A systems that would allows you purchase a network-simulator and enable OSes by license. I vision  this will come around sooner or later & hopefully b4 I die.

If we can control a unmanned drone 4k miles away in Syria, and drop a  hellfire on ISIS truck with pinpoint accuracy, I'm sure we could built a software system for doing a lab/simulations for various network OSes on one plane.

It would be nice to have a VirLAB-Simulator that supported firewalls types and similar to a  paid cable-subscription and we just  enabled  PAN-OS, FortiOS, ASA, Junos, etc.....as required.

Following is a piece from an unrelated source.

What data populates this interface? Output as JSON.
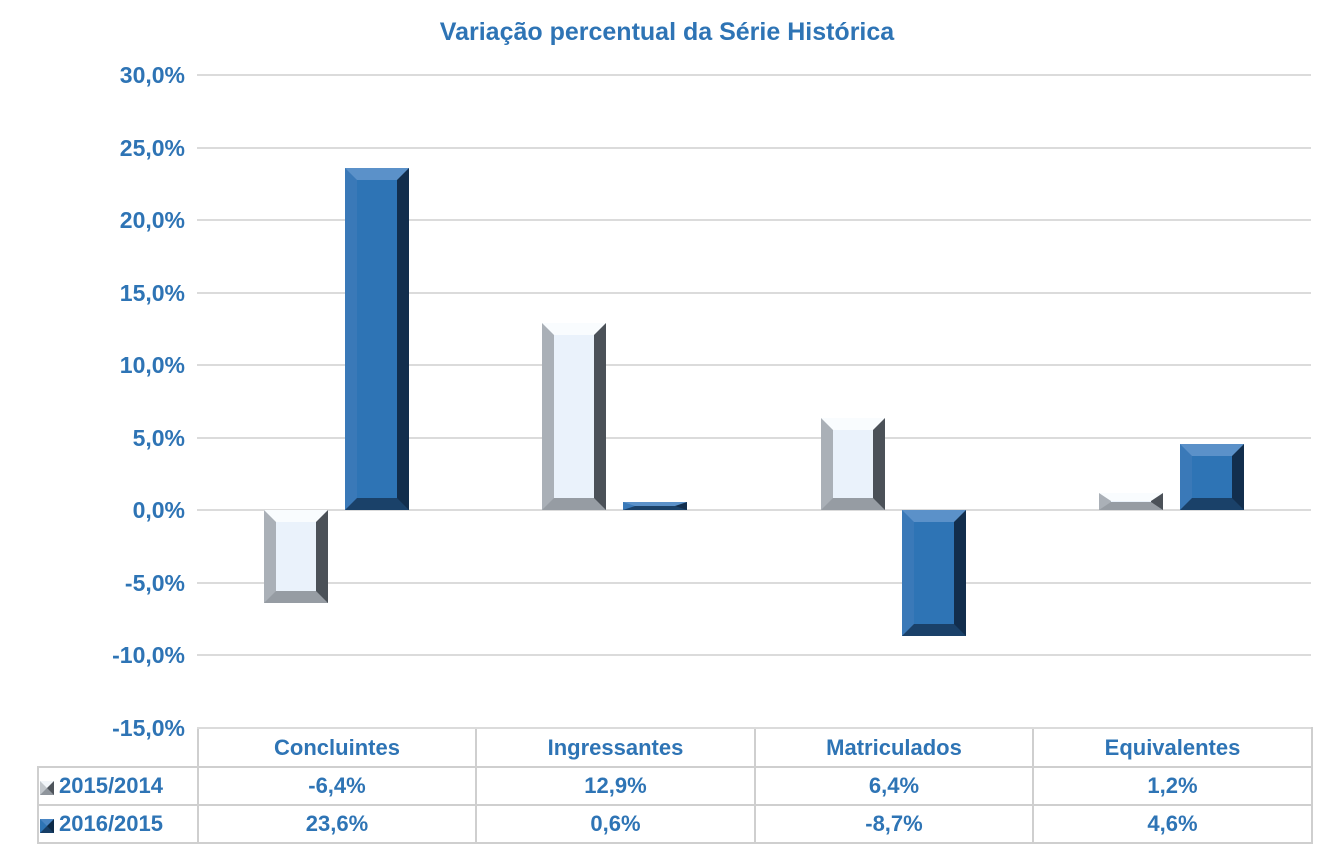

Also we should be able to buy a reduce support contract or software updates and application support. This way you could keep up with new release and features.

Ken Felix

NSE ( network security expert) and Route/Switching Engineer
kfelix  -----a----t---- socpuppets ---dot---com

     ^      ^
=(  @  @ )=
         o 
        /  \

2 comments:

  1. Puzzled..

    Have you not been in JunoSphere? Its been around a lot longer than VIRL. They give away time occasionally, especially as part of their configuration challenges.

    I don't think Juniper 'started' Olive. I believe it was a way for Juniper developers to test out code on RE's without having to have the FPC/SSB hardware to twiddle, it'll just run the most basic software packet forwarding. They probably found it useful to keep around, and then people discovered the RE code ran outside an RE.

    Likewise, Arista vEOS probably found it easy enough to run EOS virtually and ignore that they didn't have the commodity switching chipsets to twiddle. Then officially expanded to a product of vEOS. Initially only customers could get vEOS, but they opened it up to anybody a few years ago.

    I think Fortinet with FortiGate-VMX is starting to get to your level of just spin up a firewall that you want MTM, but I'm sure it'll be closer to FortiNet-VM pricing, than say Veeam VCSP pricing.

    ReplyDelete
  2. Roo yes I 'm aware of junosphere. My blog post was not that of comparing a cloud based lab to cisco or even gns3, they are not the same. The goal of this post was to show where cisco has dropped the IOU and has move on host router simulator lab that runs on a local host & to make other aware of yet alternative choice. I 'm been running it on a Macbook Air for restarting my CCIE labs and it's pretty much stable.